Opened 16 years ago
Closed 16 years ago
#10441 closed (invalid)
form action="."
Reported by: | rihad | Owned by: | nobody |
---|---|---|---|
Component: | Documentation | Version: | dev |
Severity: | Keywords: | ||
Cc: | Triage Stage: | Unreviewed | |
Has patch: | no | Needs documentation: | no |
Needs tests: | no | Patch needs improvement: | no |
Easy pickings: | no | UI/UX: | no |
Description
Chapter 7 of The Django Book says this:
The action="." means “Submit the form to the same URL as the current
page.”
I'm not sure this is standard or not, but it doesn't do what's
expected at least on Firefox 3.0.6 (Iceweasel of Debian 5.0 stable):
the form is simply submitted to an emtpy URL "/", which Django's web-
server logs on the console:
[08/Mar/2009 14:26:07] "GET /search HTTP/1.1" 200 205
[08/Mar/2009 14:26:10] "GET /?q= HTTP/1.1" 200 17
i.e. the first line shows me opening the form, and the next one logs
form submission, i.e. no HTTP-level redirects are ever done.

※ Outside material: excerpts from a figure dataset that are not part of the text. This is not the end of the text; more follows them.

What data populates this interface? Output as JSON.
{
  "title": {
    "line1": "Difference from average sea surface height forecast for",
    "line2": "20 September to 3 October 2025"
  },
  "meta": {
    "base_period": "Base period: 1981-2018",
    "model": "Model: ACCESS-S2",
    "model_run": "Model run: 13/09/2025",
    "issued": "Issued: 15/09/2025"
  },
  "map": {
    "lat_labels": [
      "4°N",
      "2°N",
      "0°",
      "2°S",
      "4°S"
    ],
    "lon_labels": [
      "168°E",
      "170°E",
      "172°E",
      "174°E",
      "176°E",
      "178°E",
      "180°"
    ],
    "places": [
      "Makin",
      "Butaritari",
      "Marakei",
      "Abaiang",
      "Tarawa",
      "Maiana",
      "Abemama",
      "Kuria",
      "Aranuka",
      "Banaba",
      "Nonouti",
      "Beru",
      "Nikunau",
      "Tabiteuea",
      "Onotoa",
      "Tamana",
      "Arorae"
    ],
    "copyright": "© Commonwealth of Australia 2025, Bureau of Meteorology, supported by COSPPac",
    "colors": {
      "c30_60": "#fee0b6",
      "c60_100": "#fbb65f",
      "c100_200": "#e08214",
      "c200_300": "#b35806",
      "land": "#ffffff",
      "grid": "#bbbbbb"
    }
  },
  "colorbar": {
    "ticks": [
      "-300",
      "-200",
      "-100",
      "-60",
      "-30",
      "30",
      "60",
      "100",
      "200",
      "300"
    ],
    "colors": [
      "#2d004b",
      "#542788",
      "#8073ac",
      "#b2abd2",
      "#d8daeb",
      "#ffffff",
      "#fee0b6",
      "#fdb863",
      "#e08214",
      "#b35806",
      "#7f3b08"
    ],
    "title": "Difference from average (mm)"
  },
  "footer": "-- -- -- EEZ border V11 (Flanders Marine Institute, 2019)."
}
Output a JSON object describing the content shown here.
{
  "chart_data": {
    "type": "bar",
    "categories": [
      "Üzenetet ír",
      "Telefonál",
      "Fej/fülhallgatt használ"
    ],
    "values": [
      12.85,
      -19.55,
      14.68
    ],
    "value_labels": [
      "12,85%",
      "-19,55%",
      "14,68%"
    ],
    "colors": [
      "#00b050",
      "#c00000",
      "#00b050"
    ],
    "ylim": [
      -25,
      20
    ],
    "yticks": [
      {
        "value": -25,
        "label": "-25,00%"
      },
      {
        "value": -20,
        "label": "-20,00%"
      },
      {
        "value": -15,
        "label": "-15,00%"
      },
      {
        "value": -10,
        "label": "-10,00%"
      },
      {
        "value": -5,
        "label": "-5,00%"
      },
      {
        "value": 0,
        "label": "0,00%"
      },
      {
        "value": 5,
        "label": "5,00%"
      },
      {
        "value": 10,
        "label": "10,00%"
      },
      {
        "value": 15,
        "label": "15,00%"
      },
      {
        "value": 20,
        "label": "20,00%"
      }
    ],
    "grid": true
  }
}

my urlpatterns looks like this:
...
(r'search/*$', search),
...
that is, the trailing slash is optional. Very interestingly, the "."

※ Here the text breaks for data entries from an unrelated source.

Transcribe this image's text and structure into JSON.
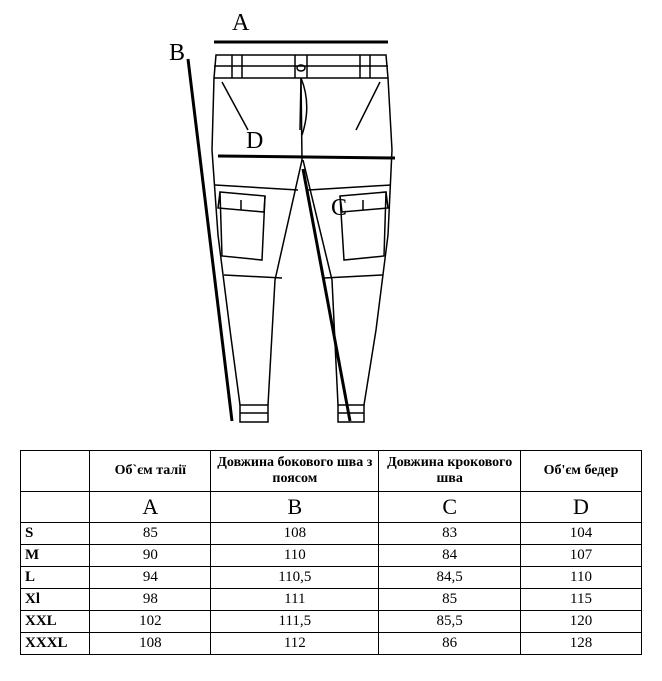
{
  "diagram": {
    "labels": {
      "A": "A",
      "B": "B",
      "C": "C",
      "D": "D"
    },
    "stroke": "#000000",
    "stroke_width": 1.5,
    "background": "#ffffff"
  },
  "table": {
    "headers": {
      "size": "",
      "A": "Об`єм талії",
      "B": "Довжина бокового шва з поясом",
      "C": "Довжина крокового шва",
      "D": "Об'єм бедер"
    },
    "letters": {
      "A": "A",
      "B": "B",
      "C": "C",
      "D": "D"
    },
    "rows": [
      {
        "size": "S",
        "A": "85",
        "B": "108",
        "C": "83",
        "D": "104"
      },
      {
        "size": "M",
        "A": "90",
        "B": "110",
        "C": "84",
        "D": "107"
      },
      {
        "size": "L",
        "A": "94",
        "B": "110,5",
        "C": "84,5",
        "D": "110"
      },
      {
        "size": "Xl",
        "A": "98",
        "B": "111",
        "C": "85",
        "D": "115"
      },
      {
        "size": "XXL",
        "A": "102",
        "B": "111,5",
        "C": "85,5",
        "D": "120"
      },
      {
        "size": "XXXL",
        "A": "108",
        "B": "112",
        "C": "86",
        "D": "128"
      }
    ]
  }
}
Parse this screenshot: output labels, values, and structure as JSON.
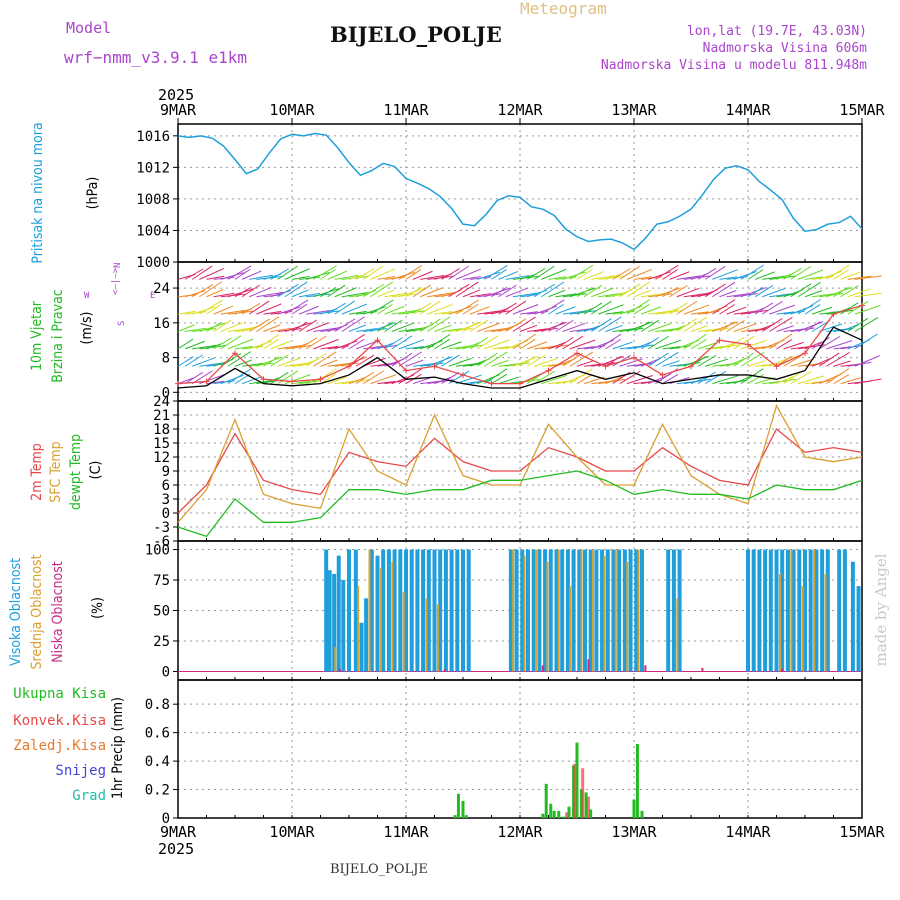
{
  "header": {
    "model_label": "Model",
    "model_value": "wrf−nmm_v3.9.1  e1km",
    "title": "BIJELO_POLJE",
    "subtitle": "Meteogram",
    "coords": "lon,lat (19.7E, 43.03N)",
    "elevation": "Nadmorska Visina 606m",
    "model_elevation": "Nadmorska Visina u modelu 811.948m",
    "footer_station": "BIJELO_POLJE",
    "credit": "made by Angel"
  },
  "colors": {
    "pressure": "#1e9fdc",
    "wind_label": "#22bb22",
    "wind_dir": "#aa44cc",
    "temp2m": "#e84848",
    "sfc_temp": "#d9a030",
    "dewpt": "#22bb22",
    "cloud_high": "#1e9fdc",
    "cloud_mid": "#d9a030",
    "cloud_low": "#cc2a80",
    "precip_total": "#22bb22",
    "precip_conv": "#e84848",
    "precip_frz": "#e8782a",
    "precip_snow": "#4444dd",
    "precip_hail": "#22bbaa",
    "credit": "#c8c8c8"
  },
  "chart_data": [
    {
      "type": "line",
      "panel": "pressure",
      "x_tick_labels": [
        "9MAR",
        "10MAR",
        "11MAR",
        "12MAR",
        "13MAR",
        "14MAR",
        "15MAR"
      ],
      "year_label": "2025",
      "ylabel": "Pritisak na nivou mora",
      "yunit": "(hPa)",
      "ylim": [
        1000,
        1017.5
      ],
      "yticks": [
        1000,
        1004,
        1008,
        1012,
        1016
      ],
      "series": [
        {
          "x": [
            0,
            0.1,
            0.2,
            0.3,
            0.4,
            0.5,
            0.6,
            0.7,
            0.8,
            0.9,
            1.0,
            1.1,
            1.2,
            1.3,
            1.4,
            1.5,
            1.6,
            1.7,
            1.8,
            1.9,
            2.0,
            2.1,
            2.2,
            2.3,
            2.4,
            2.5,
            2.6,
            2.7,
            2.8,
            2.9,
            3.0,
            3.1,
            3.2,
            3.3,
            3.4,
            3.5,
            3.6,
            3.7,
            3.8,
            3.9,
            4.0,
            4.1,
            4.2,
            4.3,
            4.4,
            4.5,
            4.6,
            4.7,
            4.8,
            4.9,
            5.0,
            5.1,
            5.2,
            5.3,
            5.4,
            5.5,
            5.6,
            5.7,
            5.8,
            5.9,
            6.0
          ],
          "values": [
            1016.0,
            1015.8,
            1016.0,
            1015.7,
            1014.7,
            1013.0,
            1011.2,
            1011.8,
            1013.8,
            1015.6,
            1016.2,
            1016.0,
            1016.3,
            1016.1,
            1014.5,
            1012.6,
            1011.0,
            1011.6,
            1012.5,
            1012.1,
            1010.6,
            1010.0,
            1009.3,
            1008.3,
            1006.8,
            1004.8,
            1004.6,
            1006.0,
            1007.8,
            1008.4,
            1008.2,
            1007.0,
            1006.7,
            1005.9,
            1004.2,
            1003.2,
            1002.6,
            1002.8,
            1002.9,
            1002.4,
            1001.6,
            1003.0,
            1004.8,
            1005.1,
            1005.8,
            1006.7,
            1008.5,
            1010.5,
            1011.9,
            1012.2,
            1011.7,
            1010.2,
            1009.1,
            1007.9,
            1005.5,
            1003.9,
            1004.1,
            1004.8,
            1005.0,
            1005.8,
            1004.2
          ]
        }
      ]
    },
    {
      "type": "line",
      "panel": "wind",
      "ylabel": "10m Vjetar Brzina i Pravac",
      "yunit": "(m/s)",
      "ylim": [
        -2,
        30
      ],
      "yticks": [
        0,
        8,
        16,
        24
      ],
      "direction_key": {
        "n": "N",
        "e": "E",
        "s": "S",
        "w": "W",
        "arrow": "<—|—>"
      },
      "series": [
        {
          "name": "speed",
          "x": [
            0,
            0.25,
            0.5,
            0.75,
            1.0,
            1.25,
            1.5,
            1.75,
            2.0,
            2.25,
            2.5,
            2.75,
            3.0,
            3.25,
            3.5,
            3.75,
            4.0,
            4.25,
            4.5,
            4.75,
            5.0,
            5.25,
            5.5,
            5.75,
            6.0
          ],
          "values": [
            1.0,
            1.5,
            5.5,
            2.0,
            1.5,
            2.0,
            4.0,
            8.0,
            3.0,
            3.5,
            2.0,
            1.0,
            1.0,
            3.0,
            5.0,
            3.0,
            4.5,
            2.0,
            3.0,
            4.0,
            4.0,
            3.0,
            5.0,
            15.0,
            12.0
          ]
        },
        {
          "name": "gust",
          "x": [
            0,
            0.25,
            0.5,
            0.75,
            1.0,
            1.25,
            1.5,
            1.75,
            2.0,
            2.25,
            2.5,
            2.75,
            3.0,
            3.25,
            3.5,
            3.75,
            4.0,
            4.25,
            4.5,
            4.75,
            5.0,
            5.25,
            5.5,
            5.75,
            6.0
          ],
          "values": [
            2.0,
            2.5,
            9.0,
            3.0,
            2.5,
            3.0,
            6.0,
            12.0,
            5.0,
            6.0,
            4.0,
            2.0,
            2.0,
            5.0,
            9.0,
            6.0,
            8.0,
            4.0,
            6.0,
            12.0,
            11.0,
            6.0,
            9.0,
            18.0,
            20.0
          ]
        }
      ]
    },
    {
      "type": "line",
      "panel": "temperature",
      "ylabel": "2m Temp SFC Temp dewpt Temp",
      "yunit": "(C)",
      "ylim": [
        -6,
        24
      ],
      "yticks": [
        -6,
        -3,
        0,
        3,
        6,
        9,
        12,
        15,
        18,
        21,
        24
      ],
      "series": [
        {
          "name": "2m Temp",
          "x": [
            0,
            0.25,
            0.5,
            0.75,
            1.0,
            1.25,
            1.5,
            1.75,
            2.0,
            2.25,
            2.5,
            2.75,
            3.0,
            3.25,
            3.5,
            3.75,
            4.0,
            4.25,
            4.5,
            4.75,
            5.0,
            5.25,
            5.5,
            5.75,
            6.0
          ],
          "values": [
            0.0,
            6.0,
            17.0,
            7.0,
            5.0,
            4.0,
            13.0,
            11.0,
            10.0,
            16.0,
            11.0,
            9.0,
            9.0,
            14.0,
            12.0,
            9.0,
            9.0,
            14.0,
            10.0,
            7.0,
            6.0,
            18.0,
            13.0,
            14.0,
            13.0
          ]
        },
        {
          "name": "SFC Temp",
          "x": [
            0,
            0.25,
            0.5,
            0.75,
            1.0,
            1.25,
            1.5,
            1.75,
            2.0,
            2.25,
            2.5,
            2.75,
            3.0,
            3.25,
            3.5,
            3.75,
            4.0,
            4.25,
            4.5,
            4.75,
            5.0,
            5.25,
            5.5,
            5.75,
            6.0
          ],
          "values": [
            -2.0,
            5.0,
            20.0,
            4.0,
            2.0,
            1.0,
            18.0,
            9.0,
            6.0,
            21.0,
            8.0,
            6.0,
            6.0,
            19.0,
            12.0,
            6.0,
            6.0,
            19.0,
            8.0,
            4.0,
            2.0,
            23.0,
            12.0,
            11.0,
            12.0
          ]
        },
        {
          "name": "dewpt Temp",
          "x": [
            0,
            0.25,
            0.5,
            0.75,
            1.0,
            1.25,
            1.5,
            1.75,
            2.0,
            2.25,
            2.5,
            2.75,
            3.0,
            3.25,
            3.5,
            3.75,
            4.0,
            4.25,
            4.5,
            4.75,
            5.0,
            5.25,
            5.5,
            5.75,
            6.0
          ],
          "values": [
            -3.0,
            -5.0,
            3.0,
            -2.0,
            -2.0,
            -1.0,
            5.0,
            5.0,
            4.0,
            5.0,
            5.0,
            7.0,
            7.0,
            8.0,
            9.0,
            7.0,
            4.0,
            5.0,
            4.0,
            4.0,
            3.0,
            6.0,
            5.0,
            5.0,
            7.0
          ]
        }
      ]
    },
    {
      "type": "bar",
      "panel": "cloud",
      "ylabel": "Visoka Oblacnost Srednja Oblacnost Niska Oblacnost",
      "yunit": "(%)",
      "ylim": [
        -7,
        107
      ],
      "yticks": [
        0,
        25,
        50,
        75,
        100
      ],
      "series": [
        {
          "name": "Visoka Oblacnost",
          "x": [
            1.3,
            1.33,
            1.37,
            1.41,
            1.45,
            1.5,
            1.56,
            1.61,
            1.65,
            1.7,
            1.75,
            1.8,
            1.85,
            1.9,
            1.95,
            2.0,
            2.05,
            2.1,
            2.15,
            2.2,
            2.25,
            2.3,
            2.35,
            2.4,
            2.45,
            2.5,
            2.55,
            2.92,
            2.97,
            3.02,
            3.07,
            3.12,
            3.17,
            3.22,
            3.27,
            3.32,
            3.37,
            3.42,
            3.47,
            3.52,
            3.57,
            3.62,
            3.67,
            3.72,
            3.77,
            3.82,
            3.87,
            3.92,
            3.97,
            4.02,
            4.07,
            4.3,
            4.35,
            4.4,
            5.0,
            5.05,
            5.1,
            5.15,
            5.2,
            5.25,
            5.3,
            5.35,
            5.4,
            5.45,
            5.5,
            5.55,
            5.6,
            5.65,
            5.7,
            5.8,
            5.85,
            5.92,
            5.97
          ],
          "values": [
            100,
            83,
            80,
            95,
            75,
            100,
            100,
            40,
            60,
            100,
            95,
            100,
            100,
            100,
            100,
            100,
            100,
            100,
            100,
            100,
            100,
            100,
            100,
            100,
            100,
            100,
            100,
            100,
            100,
            100,
            100,
            100,
            100,
            100,
            100,
            100,
            100,
            100,
            100,
            100,
            100,
            100,
            100,
            100,
            100,
            100,
            100,
            100,
            100,
            100,
            100,
            100,
            100,
            100,
            100,
            100,
            100,
            100,
            100,
            100,
            100,
            100,
            100,
            100,
            100,
            100,
            100,
            100,
            100,
            100,
            100,
            90,
            70
          ]
        },
        {
          "name": "Srednja Oblacnost",
          "x": [
            1.38,
            1.58,
            1.68,
            1.78,
            1.88,
            1.98,
            2.18,
            2.28,
            2.94,
            3.04,
            3.14,
            3.24,
            3.34,
            3.44,
            3.54,
            3.64,
            3.74,
            3.84,
            3.94,
            4.04,
            4.38,
            5.28,
            5.38,
            5.48,
            5.58,
            5.68
          ],
          "values": [
            20,
            70,
            100,
            85,
            90,
            65,
            60,
            55,
            100,
            95,
            100,
            90,
            100,
            70,
            100,
            100,
            95,
            100,
            90,
            100,
            60,
            80,
            100,
            70,
            100,
            80
          ]
        },
        {
          "name": "Niska Oblacnost",
          "x": [
            1.42,
            2.34,
            3.2,
            3.6,
            4.1,
            4.6,
            5.3
          ],
          "values": [
            2,
            2,
            5,
            10,
            5,
            3,
            2
          ]
        }
      ]
    },
    {
      "type": "bar",
      "panel": "precip",
      "ylabel": "1hr Precip (mm)",
      "ylim": [
        0,
        0.97
      ],
      "yticks": [
        0,
        0.2,
        0.4,
        0.6,
        0.8
      ],
      "legend": [
        "Ukupna Kisa",
        "Konvek.Kisa",
        "Zaledj.Kisa",
        "Snijeg",
        "Grad"
      ],
      "series": [
        {
          "name": "Ukupna Kisa",
          "x": [
            2.43,
            2.46,
            2.5,
            2.53,
            3.2,
            3.23,
            3.27,
            3.3,
            3.34,
            3.38,
            3.43,
            3.47,
            3.5,
            3.54,
            3.58,
            3.62,
            4.0,
            4.03,
            4.07
          ],
          "values": [
            0.02,
            0.17,
            0.12,
            0.02,
            0.03,
            0.24,
            0.1,
            0.05,
            0.05,
            0.01,
            0.08,
            0.37,
            0.53,
            0.2,
            0.18,
            0.06,
            0.13,
            0.52,
            0.05
          ]
        },
        {
          "name": "Konvek.Kisa",
          "x": [
            3.41,
            3.48,
            3.55,
            3.6
          ],
          "values": [
            0.04,
            0.38,
            0.35,
            0.15
          ]
        }
      ]
    }
  ],
  "x_axis": {
    "ticks_top": [
      "9MAR",
      "10MAR",
      "11MAR",
      "12MAR",
      "13MAR",
      "14MAR",
      "15MAR"
    ],
    "ticks_bottom": [
      "9MAR",
      "10MAR",
      "11MAR",
      "12MAR",
      "13MAR",
      "14MAR",
      "15MAR"
    ],
    "year_top": "2025",
    "year_bottom": "2025"
  },
  "labels": {
    "pressure": [
      "Pritisak na nivou mora"
    ],
    "pressure_unit": "(hPa)",
    "wind": [
      "10m Vjetar",
      "Brzina i Pravac"
    ],
    "wind_unit": "(m/s)",
    "temp": [
      "2m Temp",
      "SFC Temp",
      "dewpt Temp"
    ],
    "temp_unit": "(C)",
    "cloud": [
      "Visoka Oblacnost",
      "Srednja Oblacnost",
      "Niska Oblacnost"
    ],
    "cloud_unit": "(%)",
    "precip": [
      "Ukupna Kisa",
      "Konvek.Kisa",
      "Zaledj.Kisa",
      "Snijeg",
      "Grad"
    ],
    "precip_unit": "1hr Precip (mm)"
  }
}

action submits correctly to itself only if I open the form as "http://
example.com/search/", not as "http://example.com/search" in the first
place, as the Django Book recommends. So it would be more correct to
say that "action="." submits the form to the same URL up to and
including the trailing slash, ignoring everything after it".

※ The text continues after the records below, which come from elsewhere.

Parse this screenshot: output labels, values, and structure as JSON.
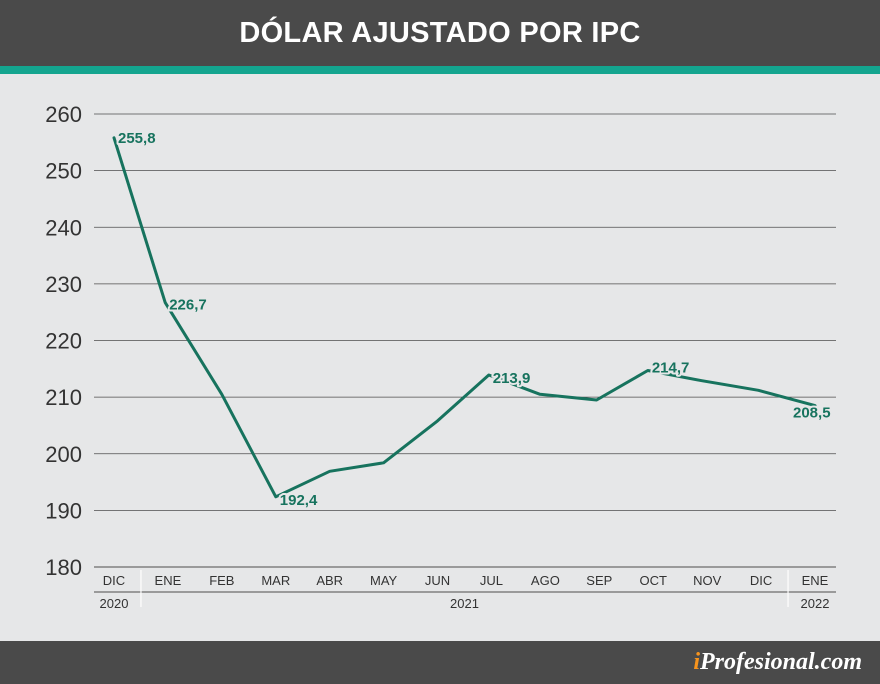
{
  "header": {
    "title": "DÓLAR AJUSTADO POR IPC"
  },
  "footer": {
    "logo_i": "i",
    "logo_rest": "Profesional.com"
  },
  "colors": {
    "line": "#17735e",
    "accent": "#14a58f",
    "bar": "#4a4a4a"
  },
  "chart_data": {
    "type": "line",
    "title": "DÓLAR AJUSTADO POR IPC",
    "xlabel": "",
    "ylabel": "",
    "ylim": [
      180,
      260
    ],
    "yticks": [
      180,
      190,
      200,
      210,
      220,
      230,
      240,
      250,
      260
    ],
    "grid": true,
    "categories": [
      "DIC",
      "ENE",
      "FEB",
      "MAR",
      "ABR",
      "MAY",
      "JUN",
      "JUL",
      "AGO",
      "SEP",
      "OCT",
      "NOV",
      "DIC",
      "ENE"
    ],
    "series": [
      {
        "name": "Dólar ajustado por IPC",
        "points": [
          {
            "x": 0.0,
            "y": 255.8
          },
          {
            "x": 0.95,
            "y": 226.7
          },
          {
            "x": 2.0,
            "y": 210.5
          },
          {
            "x": 3.0,
            "y": 192.4
          },
          {
            "x": 4.0,
            "y": 196.9
          },
          {
            "x": 5.0,
            "y": 198.4
          },
          {
            "x": 6.0,
            "y": 205.8
          },
          {
            "x": 6.95,
            "y": 213.9
          },
          {
            "x": 7.9,
            "y": 210.5
          },
          {
            "x": 8.95,
            "y": 209.5
          },
          {
            "x": 9.9,
            "y": 214.7
          },
          {
            "x": 10.9,
            "y": 212.9
          },
          {
            "x": 11.95,
            "y": 211.2
          },
          {
            "x": 13.0,
            "y": 208.5
          }
        ]
      }
    ],
    "data_labels": [
      {
        "x": 0.0,
        "y": 255.8,
        "text": "255,8"
      },
      {
        "x": 0.95,
        "y": 226.7,
        "text": "226,7"
      },
      {
        "x": 3.0,
        "y": 192.4,
        "text": "192,4"
      },
      {
        "x": 6.95,
        "y": 213.9,
        "text": "213,9"
      },
      {
        "x": 9.9,
        "y": 214.7,
        "text": "214,7"
      },
      {
        "x": 13.0,
        "y": 208.5,
        "text": "208,5"
      }
    ],
    "year_groups": [
      {
        "label": "2020",
        "from": 0,
        "to": 0
      },
      {
        "label": "2021",
        "from": 1,
        "to": 12
      },
      {
        "label": "2022",
        "from": 13,
        "to": 13
      }
    ]
  }
}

As explained in the thread on django-dev, this is working correctly. It requires understanding how relative URL references work (without the trailing slash, the last component will be stripped). All the Django documentation uses trailing slashes on URLs, partly because it provides the ability to use this kind of relative URL reference.
If there's a problem in the documentation for Django itself (at docs.djangoproject.com), then that would be good ot know about and fix. However, if this is just a problem with the book and djangobook.com, errors should be reported over there. That is separate from Django itself.